Terminarían revelando quién los ayudaba.
Recordó que la próxima reunión tendría lugar dentro de tres semanas, en el solsticio de invierno.
Miró hacia la lejanía. Varios relámpagos estallaron en los confines de su visión, como si sus propios ojos los provocaran.
– Es una especie de gabinete psicológico. Ya estaba cerrado cuando pasé, pero quizá tengan pacientes ingresados. Se llama «Centro Mondragón».
– No lo conozco -dijo Ballesteros-. Pero no es extraño. En Madrid existe un buen número de centros privados de todo tipo que te prometen el oro y el moro. O más bien el moro a cambio de tu oro.
– No entiendo qué quieres decir -intervino Raquel.
– Es un juego de palabras bastante tonto -se disculpó Ballesteros-. Pero, teniendo en cuenta que son casi las doce de la noche no me pidáis otra cosa, por favor. Salvo café. ¿Alguien quiere más café…? ¿No…? Bueno, pues para mí.
Se sirvió los últimos restos en su taza. Estaba frío, pero pensaba que era mejor que el alcohol que ingería Rulfo. Aún le duraba la resaca de whisky del día anterior.
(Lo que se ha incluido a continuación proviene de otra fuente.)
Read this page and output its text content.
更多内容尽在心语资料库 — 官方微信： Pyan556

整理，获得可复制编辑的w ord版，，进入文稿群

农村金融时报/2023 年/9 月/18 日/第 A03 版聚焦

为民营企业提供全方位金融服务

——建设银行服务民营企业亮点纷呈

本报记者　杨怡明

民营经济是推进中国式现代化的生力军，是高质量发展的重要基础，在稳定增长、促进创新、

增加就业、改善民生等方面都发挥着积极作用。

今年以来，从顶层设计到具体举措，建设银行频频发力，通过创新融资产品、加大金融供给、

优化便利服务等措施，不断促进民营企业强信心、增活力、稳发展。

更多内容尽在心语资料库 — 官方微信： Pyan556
Rulfo había regresado de casa de César sabiendo que no era portador, precisamente, de las mejores noticias. Intentó soslayar cuanto pudo los detalles desagradables, pero comprendió (y las expresiones de Ballesteros y Raquel delataban que lo comprendían igual de bien) que no era preciso describir todo lo ocurrido para llegar a saber lo fundamental: que apenas les quedaban oportunidades.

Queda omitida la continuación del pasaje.